1. Proporre modelli di alternanza, avere una vita sociale (cene, gite fuori porta, festicciole, fare i compiti in gruppo) e una vita social media.
2. Essere i primi a differenziare le qualità delle nostre relazioni (es. dire chiaramente ai nostri bambini che Mapi è un’Amica, che Paolo è un collega e Carlotta una conoscente e che quindi non ho sentimenti uguali per le tre persone anche se con tutti e tre ho una relazione).
Genitori, cosa ne pensate?
Infine invito gli esperti di Social & Educazione, come la neo amica e collega Anna Gatti dell’Ass. Metas ma anche altri ad aggiungere sfumature a questa mia riflessione: lo scambio sul web e social è una naturale comunità di pratica e ricerca secondo me.
Cara Vania, concordo sulla questione della differenziazione dei “livelli” di conoscenza e di prossimità.
dal lavoro che stiamo facendo in Presi nella Rete con l’Associazione Metas (ex Emmabella), emerge che i ragazzi distinguono abbastanza bene i diversi modi di conoscersi sul web.

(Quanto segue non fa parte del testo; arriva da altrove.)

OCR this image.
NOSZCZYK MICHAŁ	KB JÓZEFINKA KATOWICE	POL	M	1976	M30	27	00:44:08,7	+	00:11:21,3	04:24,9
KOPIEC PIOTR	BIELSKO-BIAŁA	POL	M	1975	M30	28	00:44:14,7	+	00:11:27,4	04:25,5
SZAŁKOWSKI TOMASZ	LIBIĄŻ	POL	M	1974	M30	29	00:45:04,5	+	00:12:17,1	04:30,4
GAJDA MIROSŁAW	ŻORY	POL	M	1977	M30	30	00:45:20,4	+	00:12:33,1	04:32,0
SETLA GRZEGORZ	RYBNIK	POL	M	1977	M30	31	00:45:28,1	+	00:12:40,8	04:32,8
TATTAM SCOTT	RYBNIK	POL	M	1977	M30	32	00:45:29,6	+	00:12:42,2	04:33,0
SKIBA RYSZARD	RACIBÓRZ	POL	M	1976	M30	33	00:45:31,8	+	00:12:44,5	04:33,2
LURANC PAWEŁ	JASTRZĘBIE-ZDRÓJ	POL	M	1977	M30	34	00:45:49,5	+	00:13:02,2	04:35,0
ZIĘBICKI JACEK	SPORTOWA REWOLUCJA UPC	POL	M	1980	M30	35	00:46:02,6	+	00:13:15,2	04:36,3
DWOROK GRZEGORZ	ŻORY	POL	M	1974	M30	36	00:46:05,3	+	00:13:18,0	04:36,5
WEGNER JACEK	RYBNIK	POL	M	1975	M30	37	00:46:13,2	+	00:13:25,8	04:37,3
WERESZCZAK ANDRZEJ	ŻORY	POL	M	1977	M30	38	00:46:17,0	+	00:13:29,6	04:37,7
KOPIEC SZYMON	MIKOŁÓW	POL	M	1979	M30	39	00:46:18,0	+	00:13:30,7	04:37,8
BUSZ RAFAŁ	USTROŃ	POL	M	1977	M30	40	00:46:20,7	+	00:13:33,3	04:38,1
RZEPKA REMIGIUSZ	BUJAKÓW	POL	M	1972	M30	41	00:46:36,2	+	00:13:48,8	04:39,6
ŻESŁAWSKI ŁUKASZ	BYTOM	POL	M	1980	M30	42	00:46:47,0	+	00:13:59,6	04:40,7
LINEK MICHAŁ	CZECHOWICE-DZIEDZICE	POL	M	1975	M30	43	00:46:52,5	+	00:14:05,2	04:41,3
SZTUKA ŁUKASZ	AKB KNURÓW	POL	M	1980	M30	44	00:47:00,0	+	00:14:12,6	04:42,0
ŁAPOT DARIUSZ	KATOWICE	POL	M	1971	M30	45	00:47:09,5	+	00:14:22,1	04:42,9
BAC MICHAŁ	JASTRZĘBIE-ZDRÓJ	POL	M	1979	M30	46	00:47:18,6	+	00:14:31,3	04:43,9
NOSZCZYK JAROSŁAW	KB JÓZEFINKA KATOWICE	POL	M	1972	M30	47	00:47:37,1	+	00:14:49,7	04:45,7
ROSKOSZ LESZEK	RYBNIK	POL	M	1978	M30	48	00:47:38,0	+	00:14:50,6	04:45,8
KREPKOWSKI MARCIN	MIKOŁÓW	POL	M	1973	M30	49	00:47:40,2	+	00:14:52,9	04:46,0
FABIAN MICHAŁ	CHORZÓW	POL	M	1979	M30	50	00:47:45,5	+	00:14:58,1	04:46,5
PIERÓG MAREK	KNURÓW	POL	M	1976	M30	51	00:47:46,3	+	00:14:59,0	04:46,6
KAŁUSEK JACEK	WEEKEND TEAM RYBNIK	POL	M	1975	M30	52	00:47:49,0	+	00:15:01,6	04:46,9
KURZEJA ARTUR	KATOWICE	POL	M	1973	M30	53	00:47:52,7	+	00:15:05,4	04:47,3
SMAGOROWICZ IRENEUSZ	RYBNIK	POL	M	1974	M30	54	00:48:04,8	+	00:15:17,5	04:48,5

la cosa che è rimasta sospesa, è se, come domandi tu, questo faccia la differenza con i comportamenti di quando ci si incontra fisicamente.
a me viene da pensare che anche la nostra storia (tua Vania, mia e delle altre socie di Metas) abbia fatto questo percorso: ci siamo conosciute in rete lavorando ad un progetto comune, poi abbiamo avuto voglia di incontrarci per conoscerci, per vedere se quello che avevamo intuito potesse essere veramente “vero” e non mediato dal web.
ma questo è un atteggiamento adulto verso l’incontro.
dobbiamo trovare strade percorribili per mostrarlo anche ai ragazzi e ai figli.
perché delle buone abitudini sul web, delle “resistenze” al lasciarsi andare nelle relazioni che si incominciano, possono diventare delle buone protezioni.
lo so, 3/4 delle volte sentiamo storie che non vanno in questa direzione:
chi si fa addescare da un contatto web e poi ci si incontra e si finisce in situazioni pericolose. ecco dunque che il meccanismo della prudenza, insegnato sul web, che toglie la parte di fisicità, mi viene da chiedervi se è necessariamente un ostacolo o può diventare risorsa.
e se si, cosa fa la differenza?
una buona educazione affettiva fatta in tenera età. a tappeto, a tutti.
Grazie Anna, sei stata rapidissima col tuo feedback, malgrado gli impegni!
L’educazione affettiva a tappeto è un’emergenza oggi, e chi come noi lavora anche dai pre adolescenti in su se ne rende “faticosamente” conto. E pensando a loro sempre più credo sia importante l’intervento su due binari: un piccolo gruppo per i figli con esperienze di atelier (noi pedagogisti clinici lo sai li chiamiamo così..) e un percorso di consulenza pedagogica per i genitori.
Però volendo andare oltre, perché la nostra professione lo richiede, anche per i genitori sarebbero importanti esperienze pedagogiche di gruppo e non “seminari” frontali o “maestri” di vita, quanto invece laboratori dove fare “improve yourself” end “reflect youself” by own.